Reporting from London

From London:

I’m in London for perhaps the 20th time over the last 37 years, beginning as an exchange student at the age of 17. I’m en route to Paris for work with a client, and London is the perfect intermediary rest stop.

What can we learn from the English?

  • Seamless service: Every taxi driver knows the city by heart. In fact, an extensive series of tests is required before a permit is awarded. And this is in a city without any logical street placement, twisting lanes, and often bewildering names (Breton Lane, Breton Street, and Breton Square are all nicely, and redundantly, juxtaposed.) 
  • Anticipating needs: A call to the hotel desk for electrical adapters for the lap top I’m using for this article brings an engineer with enough equipment to build a power station. He has extensions and adapters for any type of computer as well as modems. However, the hotel already has built in to the rooms (as he politely points out) “American style” electrical outlets and modem ports.
  • Minimum bureaucracy: British Air gives us a “fast lane” pass which propels us through immigration and customs in less than ten minutes. Our luggage is waiting for us by the time we reach the baggage carousel.
  • Customer orientation: I’ve belonged to a small club in London for 15 years or more. I only show up every few years, yet I’m always greeted warmly and shown in immediately. After one prolonged absence, the hostess said my identification card was “a collector’s item,” and promptly provided a new, computerized replacement.
  • Humor: English commercials and advertisements are famous for their dry humor and self-effacing tone. The are an absolute riot and gain your interest rapidly. One of my favorites attempts to built drama around the game of lawn bowls, which is so deadly dull that watching paint dry is great excitement in comparison. At the end, it simply suggests that you have the advertiser’s beer and grin and bear it.
  • Innovation: British Air is the first carrier on the Atlantic routes to provide full reclining beds, complete with “sleeping outfits” and other amenities. Although it’s still an airline seat at the end of the day, the opportunity to stretch out under the covers at 35,000 feet is not to be taken lightly.
  • ┬░Flexibility: You can use American dollars virtually anywhere, although your change will be in pounds. And while the conversion rate will likely not be in your favor, you are able to use the money in your pocket when you first arrive without having to visit a change bureau immediately.
  • Tradition: This, of course, is an English strength. In the best hotels, gentlemen are expected to wear jackets and ties in the public areas after 6 PM. While I once thought this excruciatingly formal, I now find it rather pleasant when I look around and see people so well dressed and well mannered.
  • Honesty: Things don’t always work out the way they should.

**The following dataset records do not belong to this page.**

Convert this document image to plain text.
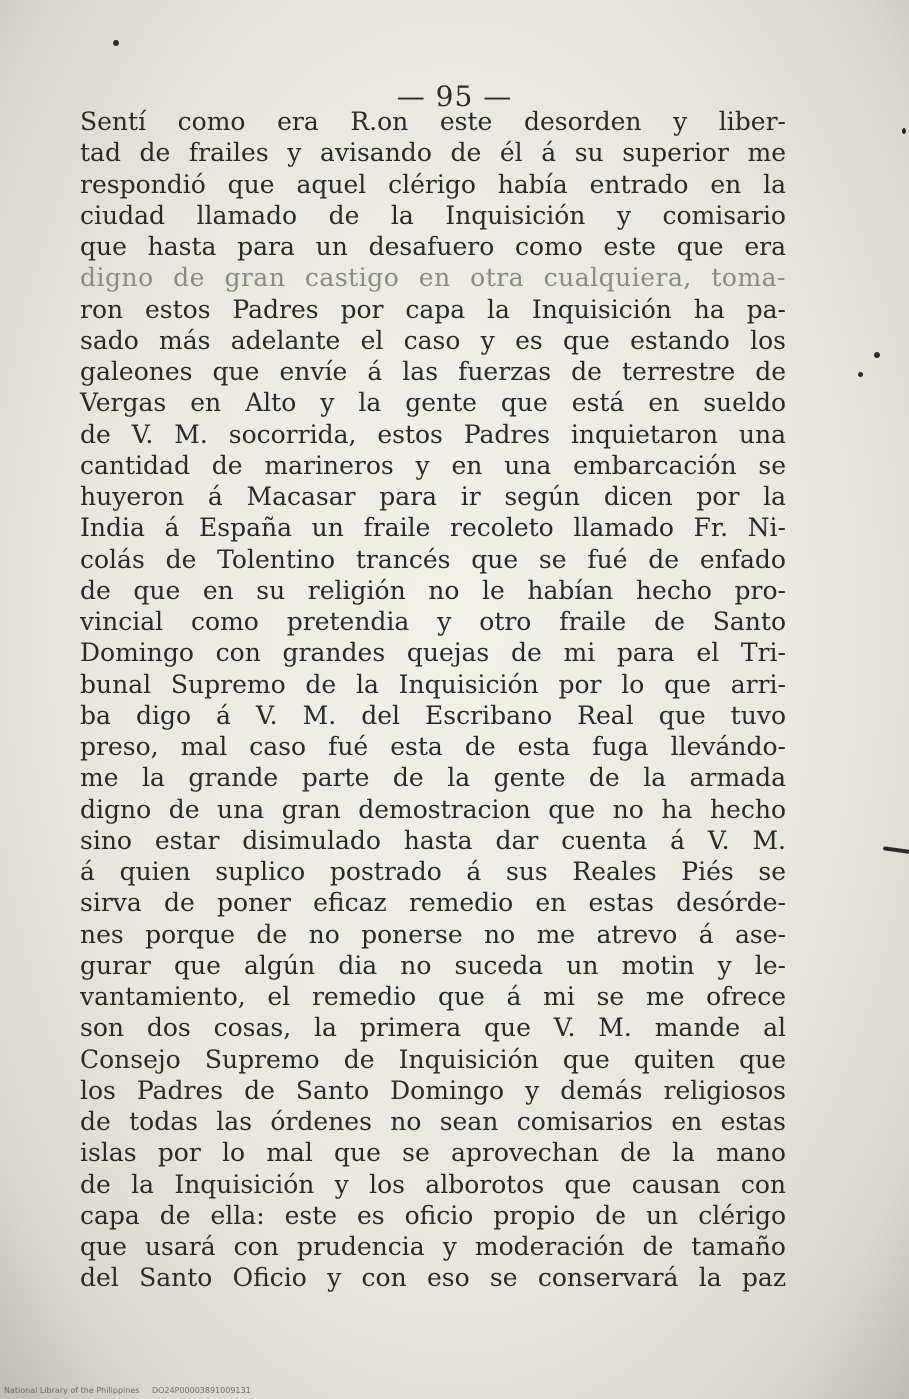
— 95 —
Sentí como era R.on este desorden y liber-
tad de frailes y avisando de él á su superior me
respondió que aquel clérigo había entrado en la
ciudad llamado de la Inquisición y comisario
que hasta para un desafuero como este que era
digno de gran castigo en otra cualquiera, toma-
ron estos Padres por capa la Inquisición ha pa-
sado más adelante el caso y es que estando los
galeones que envíe á las fuerzas de terrestre de
Vergas en Alto y la gente que está en sueldo
de V. M. socorrida, estos Padres inquietaron una
cantidad de marineros y en una embarcación se
huyeron á Macasar para ir según dicen por la
India á España un fraile recoleto llamado Fr. Ni-
colás de Tolentino trancés que se fué de enfado
de que en su religión no le habían hecho pro-
vincial como pretendia y otro fraile de Santo
Domingo con grandes quejas de mi para el Tri-
bunal Supremo de la Inquisición por lo que arri-
ba digo á V. M. del Escribano Real que tuvo
preso, mal caso fué esta de esta fuga llevándo-
me la grande parte de la gente de la armada
digno de una gran demostracion que no ha hecho
sino estar disimulado hasta dar cuenta á V. M.
á quien suplico postrado á sus Reales Piés se
sirva de poner eficaz remedio en estas desórde-
nes porque de no ponerse no me atrevo á ase-
gurar que algún dia no suceda un motin y le-
vantamiento, el remedio que á mi se me ofrece
son dos cosas, la primera que V. M. mande al
Consejo Supremo de Inquisición que quiten que
los Padres de Santo Domingo y demás religiosos
de todas las órdenes no sean comisarios en estas
islas por lo mal que se aprovechan de la mano
de la Inquisición y los alborotos que causan con
capa de ella: este es oficio propio de un clérigo
que usará con prudencia y moderación de tamaño
del Santo Oficio y con eso se conservará la paz
National Library of the Philippines DO24P00003891009131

Most Londoners despise the “big wheel” and the “dome” constructed for the millennium. They’re upset about the traffic delays caused by bridge construction in the center of town. They inform you about it, warn you about it, and don’t allow you to be surprised by any of it.
  • Diversity: Walk into any small shop and the proprietor is likely to say, “Morning, gov, what can I do for you today?” The words will vary but not the tone when the shop is owned by one of the many different ethnicities in the city. An Indian man runs the newspaper shop down the street, and the waiter at lunch was a young man from Spain seeking to improve his English, along with the other four languages that he speaks, so that he could become an interpreter. The shops and stores employ people who mirror their customers.

Seamless service, anticipating needs, minimum bureaucracy, customer orientation, humor, innovation, flexibility, tradition, honesty, and diversity: Not a bad combination anywhere in the world.

There’s nothing like travel to broaden one’s horizons and help with new business techniques, whether that travel is down the block or across the Atlantic.